You or your customer may want to run automation at some fixed time-based schedule. One way to get it done is to configure cronjobs on your Unix/Linux server of Kubernetes cluster. However, you may want to have web-based dashboard for managing your cronjobs that is at least somewhat comprehensible to your not-so-technical customer who just wants to adjust the schedule once in a while. This is where Crontab UI comes in. It’s a Node.js-based webapp that provides a simple web interface for cronjob management. It can be installed through NPM and also has an official Docker image.

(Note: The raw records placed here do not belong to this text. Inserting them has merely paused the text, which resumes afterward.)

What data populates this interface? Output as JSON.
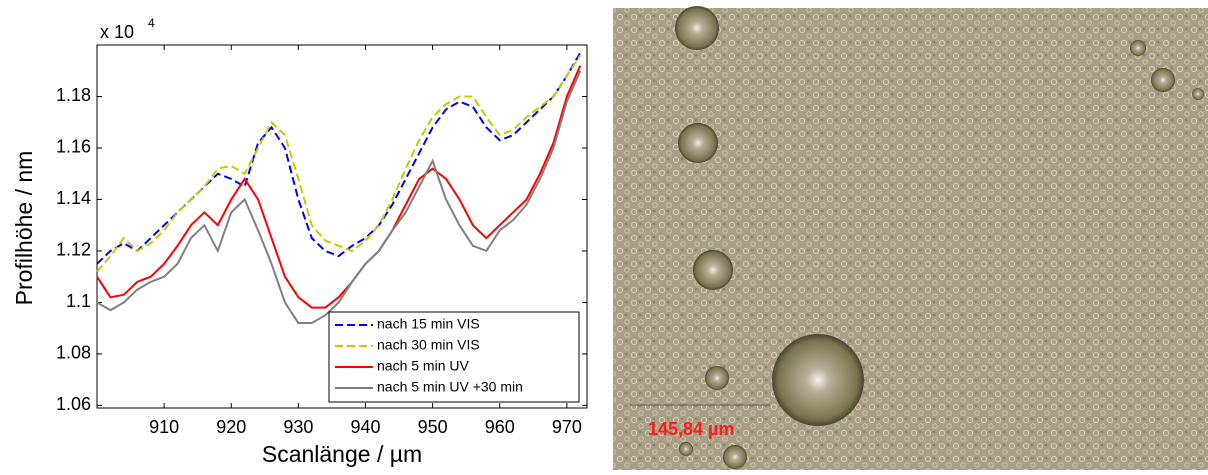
{
  "chart_data": {
    "type": "line",
    "x_label": "Scanlänge / µm",
    "y_label": "Profilhöhe / nm",
    "y_scale_base": "x 10",
    "y_scale_exponent": "4",
    "x": [
      900,
      902,
      904,
      906,
      908,
      910,
      912,
      914,
      916,
      918,
      920,
      922,
      924,
      926,
      928,
      930,
      932,
      934,
      936,
      938,
      940,
      942,
      944,
      946,
      948,
      950,
      952,
      954,
      956,
      958,
      960,
      962,
      964,
      966,
      968,
      970,
      972
    ],
    "series": [
      {
        "name": "nach 15 min VIS",
        "color": "#0000ff",
        "style": "dashed",
        "values": [
          1.115,
          1.12,
          1.123,
          1.12,
          1.125,
          1.13,
          1.135,
          1.14,
          1.145,
          1.15,
          1.148,
          1.145,
          1.162,
          1.168,
          1.16,
          1.14,
          1.125,
          1.12,
          1.118,
          1.122,
          1.125,
          1.13,
          1.138,
          1.148,
          1.158,
          1.168,
          1.175,
          1.178,
          1.176,
          1.168,
          1.163,
          1.165,
          1.17,
          1.175,
          1.18,
          1.188,
          1.197
        ]
      },
      {
        "name": "nach 30 min VIS",
        "color": "#c8c800",
        "style": "dashed",
        "values": [
          1.112,
          1.118,
          1.125,
          1.12,
          1.123,
          1.128,
          1.135,
          1.14,
          1.145,
          1.152,
          1.153,
          1.15,
          1.16,
          1.17,
          1.165,
          1.148,
          1.13,
          1.124,
          1.122,
          1.12,
          1.124,
          1.13,
          1.14,
          1.152,
          1.163,
          1.172,
          1.177,
          1.18,
          1.18,
          1.172,
          1.165,
          1.167,
          1.172,
          1.176,
          1.18,
          1.188,
          1.196
        ]
      },
      {
        "name": "nach 5 min UV",
        "color": "#ff0000",
        "style": "solid",
        "values": [
          1.11,
          1.102,
          1.103,
          1.108,
          1.11,
          1.115,
          1.122,
          1.13,
          1.135,
          1.13,
          1.14,
          1.148,
          1.14,
          1.125,
          1.11,
          1.102,
          1.098,
          1.098,
          1.102,
          1.108,
          1.115,
          1.12,
          1.128,
          1.138,
          1.148,
          1.152,
          1.148,
          1.14,
          1.13,
          1.125,
          1.13,
          1.135,
          1.14,
          1.15,
          1.162,
          1.18,
          1.192
        ]
      },
      {
        "name": "nach 5 min UV +30 min",
        "color": "#808080",
        "style": "solid",
        "values": [
          1.1,
          1.097,
          1.1,
          1.105,
          1.108,
          1.11,
          1.115,
          1.125,
          1.13,
          1.12,
          1.135,
          1.14,
          1.128,
          1.115,
          1.1,
          1.092,
          1.092,
          1.095,
          1.1,
          1.108,
          1.115,
          1.12,
          1.128,
          1.135,
          1.145,
          1.155,
          1.14,
          1.13,
          1.122,
          1.12,
          1.128,
          1.132,
          1.138,
          1.148,
          1.16,
          1.178,
          1.19
        ]
      }
    ],
    "xlim": [
      900,
      973
    ],
    "xticks": [
      910,
      920,
      930,
      940,
      950,
      960,
      970
    ],
    "ylim": [
      1.059,
      1.2
    ],
    "yticks": [
      1.06,
      1.08,
      1.1,
      1.12,
      1.14,
      1.16,
      1.18
    ],
    "grid": false,
    "legend": "lower-right"
  },
  "image": {
    "scale_label": "145,84 µm"
  }
}
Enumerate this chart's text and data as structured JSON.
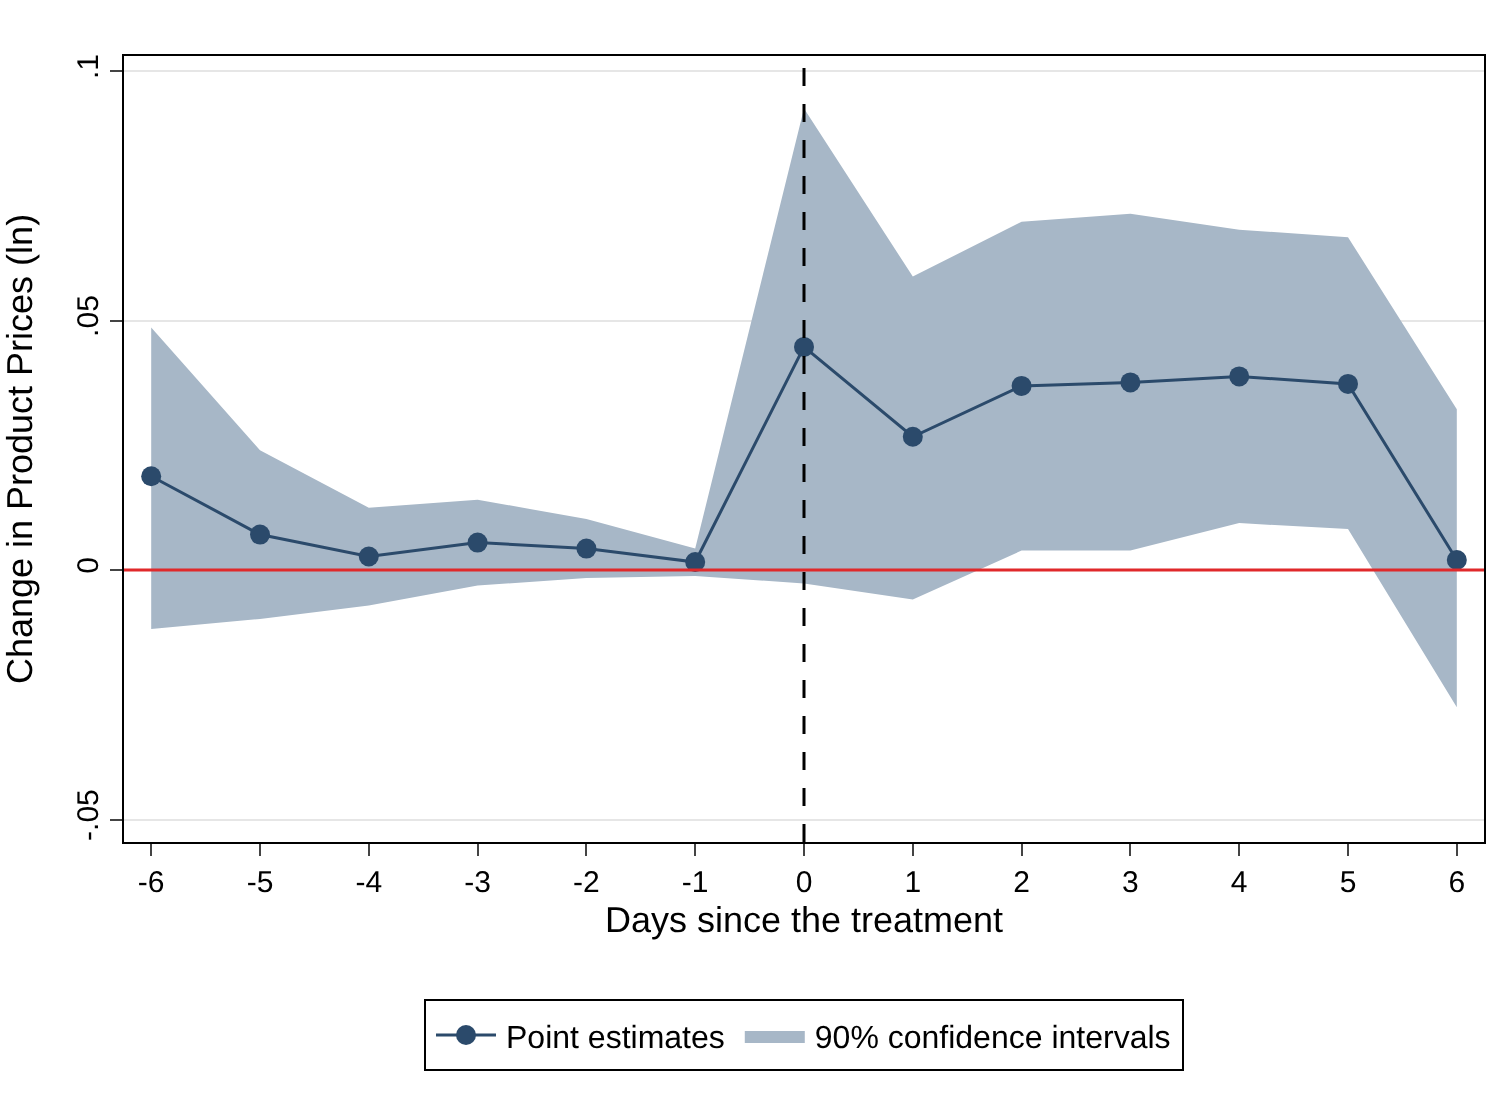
{
  "chart_data": {
    "type": "line",
    "xlabel": "Days since the treatment",
    "ylabel": "Change in Product Prices (ln)",
    "x": [
      -6,
      -5,
      -4,
      -3,
      -2,
      -1,
      0,
      1,
      2,
      3,
      4,
      5,
      6
    ],
    "series": [
      {
        "name": "Point estimates",
        "color": "#2b4a6b",
        "marker": "circle",
        "values": [
          0.0188,
          0.0071,
          0.0027,
          0.0055,
          0.0043,
          0.0016,
          0.0447,
          0.0267,
          0.0369,
          0.0376,
          0.0388,
          0.0373,
          0.002
        ]
      },
      {
        "name": "90% confidence intervals",
        "type": "area",
        "color": "#a7b7c7",
        "values": [
          null,
          null,
          null,
          null,
          null,
          null,
          null,
          null,
          null,
          null,
          null,
          null,
          null
        ],
        "lower": [
          -0.0118,
          -0.0098,
          -0.0071,
          -0.0031,
          -0.0016,
          -0.0012,
          -0.0027,
          -0.0059,
          0.0039,
          0.0039,
          0.0094,
          0.0082,
          -0.0275
        ],
        "upper": [
          0.0486,
          0.024,
          0.0125,
          0.0141,
          0.0102,
          0.0043,
          0.0925,
          0.0588,
          0.0698,
          0.0714,
          0.0682,
          0.0667,
          0.0322
        ]
      }
    ],
    "xlim": [
      -6.25,
      6.25
    ],
    "xticks": [
      -6,
      -5,
      -4,
      -3,
      -2,
      -1,
      0,
      1,
      2,
      3,
      4,
      5,
      6
    ],
    "ylim": [
      -0.0545,
      0.103
    ],
    "yticks": [
      {
        "value": -0.05,
        "label": "-.05"
      },
      0,
      {
        "value": 0.05,
        "label": ".05"
      },
      {
        "value": 0.1,
        "label": ".1"
      }
    ],
    "ref_lines": [
      {
        "axis": "y",
        "value": 0,
        "color": "#e0292b",
        "line_style": "solid"
      },
      {
        "axis": "x",
        "value": 0,
        "color": "#000000",
        "line_style": "dashed"
      }
    ],
    "grid": "y",
    "legend": "bottom"
  }
}
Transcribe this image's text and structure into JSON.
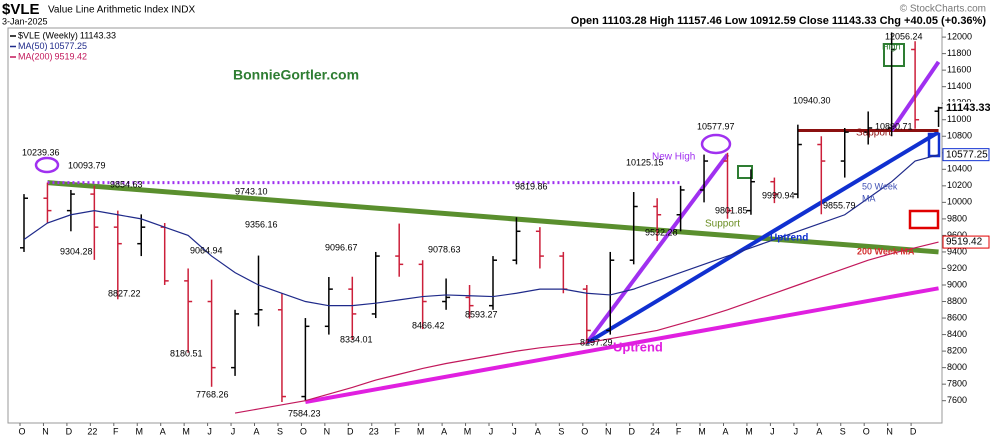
{
  "chart_data": {
    "type": "ohlc",
    "symbol": "$VLE",
    "title": "Value Line Arithmetic Index INDX",
    "date": "3-Jan-2025",
    "quote": "Open 11103.28  High 11157.46  Low 10912.59  Close 11143.33  Chg +40.05 (+0.36%)",
    "credit": "© StockCharts.com",
    "categories": [
      "O",
      "N",
      "D",
      "22",
      "F",
      "M",
      "A",
      "M",
      "J",
      "J",
      "A",
      "S",
      "O",
      "N",
      "D",
      "23",
      "F",
      "M",
      "A",
      "M",
      "J",
      "J",
      "A",
      "S",
      "O",
      "N",
      "D",
      "24",
      "F",
      "M",
      "A",
      "M",
      "J",
      "J",
      "A",
      "S",
      "O",
      "N",
      "D",
      null
    ],
    "series": [
      {
        "name": "$VLE (Weekly)",
        "up_color": "#000000",
        "down_color": "#cc1f3a",
        "open": [
          9450,
          10050,
          9900,
          10100,
          9700,
          9500,
          9700,
          9050,
          8800,
          8000,
          8650,
          8700,
          7650,
          8500,
          8950,
          8650,
          9350,
          9250,
          8800,
          8850,
          8750,
          9300,
          9650,
          9350,
          8950,
          8450,
          9300,
          9950,
          9850,
          10150,
          10500,
          9900,
          10250,
          10100,
          10700,
          10500,
          10850,
          10900,
          11850,
          11103.28
        ],
        "high": [
          10100,
          10239.36,
          10150,
          10200,
          9900,
          9854.63,
          9750,
          9200,
          9064.94,
          8700,
          9356.16,
          8900,
          8600,
          9096.67,
          9100,
          9400,
          9743.1,
          9300,
          9078.63,
          9000,
          9350,
          9819.86,
          9700,
          9400,
          9000,
          9400,
          10125.15,
          10050,
          10200,
          10577.97,
          10600,
          10400,
          10300,
          10940.3,
          10800,
          10900,
          11100,
          12056.24,
          11950,
          11157.46
        ],
        "low": [
          9400,
          9750,
          9650,
          9304.28,
          8827.22,
          9350,
          9000,
          8180.51,
          7768.26,
          7900,
          8500,
          7584.23,
          7600,
          8400,
          8334.01,
          8600,
          9100,
          8466.42,
          8700,
          8593.27,
          8700,
          9250,
          9200,
          8900,
          8297.29,
          8400,
          9250,
          9532.28,
          9650,
          10000,
          9801.85,
          9850,
          9990.94,
          10050,
          9855.79,
          10300,
          10700,
          10800,
          10890.71,
          10912.59
        ],
        "close": [
          10050,
          9900,
          10100,
          9700,
          9500,
          9700,
          9050,
          8800,
          8000,
          8650,
          8700,
          7650,
          8500,
          8950,
          8650,
          9350,
          9250,
          8800,
          8850,
          8750,
          9300,
          9650,
          9350,
          8950,
          8450,
          9300,
          9950,
          9850,
          10150,
          10500,
          9900,
          10250,
          10100,
          10700,
          10500,
          10850,
          10900,
          11850,
          11000,
          11143.33
        ]
      },
      {
        "name": "MA(50)",
        "color": "#1f2a8a",
        "values": [
          9550,
          9750,
          9850,
          9900,
          9850,
          9800,
          9700,
          9600,
          9350,
          9150,
          9000,
          8900,
          8800,
          8750,
          8750,
          8780,
          8820,
          8860,
          8880,
          8870,
          8860,
          8900,
          8950,
          8950,
          8900,
          8880,
          8950,
          9050,
          9150,
          9250,
          9350,
          9450,
          9550,
          9650,
          9750,
          9850,
          10050,
          10250,
          10500,
          10577.25
        ]
      },
      {
        "name": "MA(200)",
        "color": "#c2185b",
        "values": [
          null,
          null,
          null,
          null,
          null,
          null,
          null,
          null,
          null,
          7450,
          7500,
          7550,
          7600,
          7680,
          7760,
          7850,
          7920,
          7990,
          8050,
          8100,
          8150,
          8200,
          8240,
          8270,
          8300,
          8350,
          8400,
          8450,
          8530,
          8610,
          8700,
          8800,
          8900,
          9000,
          9100,
          9200,
          9300,
          9380,
          9450,
          9519.42
        ]
      }
    ],
    "ylim": [
      7330,
      12110
    ],
    "yticks": [
      7600,
      7800,
      8000,
      8200,
      8400,
      8600,
      8800,
      9000,
      9200,
      9400,
      9600,
      9800,
      10000,
      10200,
      10400,
      10600,
      10800,
      11000,
      11200,
      11400,
      11600,
      11800,
      12000
    ],
    "grid": false,
    "price_labels": [
      10239.36,
      10093.79,
      9854.63,
      9304.28,
      8827.22,
      9356.16,
      9064.94,
      8180.51,
      7768.26,
      7584.23,
      {
        "value": 9743.1,
        "label": "9743.10"
      },
      9096.67,
      8334.01,
      9078.63,
      8466.42,
      8593.27,
      9819.86,
      9532.28,
      10125.15,
      8297.29,
      10577.97,
      9801.85,
      9990.94,
      {
        "value": 10940.3,
        "label": "10940.30"
      },
      9855.79,
      12056.24,
      10890.71
    ],
    "trendlines": [
      {
        "color": "#5a8f2e",
        "width": 5,
        "dash": false,
        "from": [
          1,
          10239.36
        ],
        "to": [
          39,
          9400
        ]
      },
      {
        "color": "#e020e0",
        "width": 4,
        "dash": false,
        "from": [
          12,
          7584.23
        ],
        "to": [
          39,
          8960
        ]
      },
      {
        "color": "#a030f0",
        "width": 4,
        "dash": false,
        "from": [
          24,
          8297.29
        ],
        "to": [
          30,
          10577.97
        ]
      },
      {
        "color": "#1030d0",
        "width": 4,
        "dash": false,
        "from": [
          24,
          8297.29
        ],
        "to": [
          39,
          10850
        ]
      },
      {
        "color": "#a030f0",
        "width": 3,
        "dash": true,
        "from": [
          1,
          10239.36
        ],
        "to": [
          28,
          10239.36
        ]
      },
      {
        "color": "#8b1010",
        "width": 3,
        "dash": false,
        "from": [
          33,
          10870
        ],
        "to": [
          39,
          10870
        ]
      },
      {
        "color": "#a030f0",
        "width": 4,
        "dash": false,
        "from": [
          37,
          10870
        ],
        "to": [
          39,
          11700
        ]
      }
    ],
    "annotations": [
      {
        "text": "BonnieGortler.com",
        "color": "#2e7d32"
      },
      {
        "text": "New High",
        "color": "#a030f0"
      },
      {
        "text": "Support",
        "color": "#6b8e23"
      },
      {
        "text": "Uptrend",
        "color": "#1030d0"
      },
      {
        "text": "Uptrend",
        "color": "#e020e0"
      },
      {
        "text": "Support",
        "color": "#8b1010"
      },
      {
        "text": "50 Week",
        "color": "#3f51b5"
      },
      {
        "text": "MA",
        "color": "#3f51b5"
      },
      {
        "text": "200 Week MA",
        "color": "#d32f2f"
      },
      {
        "text": "High",
        "color": "#2e7d32"
      }
    ]
  }
}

Sometimes simply running some Unix commands at schedule will not be enough and more complex automation flow will be necessary. n8n is extendable workflow automation system that enables people to build automations with little to no programming in some cases. Think of this as open-source equivalent of famous “no code” tools like Zapier and Integromat. However I don’t recommend that people buy into No Code hype too much as this sort of graphical workflows can turn into it’s own kind of spaghetti code once you reach some non-trivial complexity. However, this can be still useful when connecting various actions (e.g. execution of scripts you coded yourself) into some greater automated workflow. Like Crontab UI, n8n can be installed via NPM or Docker.
Dealing with differences in development environment can be pain. Vagrant is a virtual machine management program that enables you to have a consistent development environment based from a single source of truth (your Vagrantfile, possibly with some provisioning scripts). It’s essentially infrastructure-as-code, but for Virtualbox/VMWare virtual machines that can be created and destroyed on as-needed basis.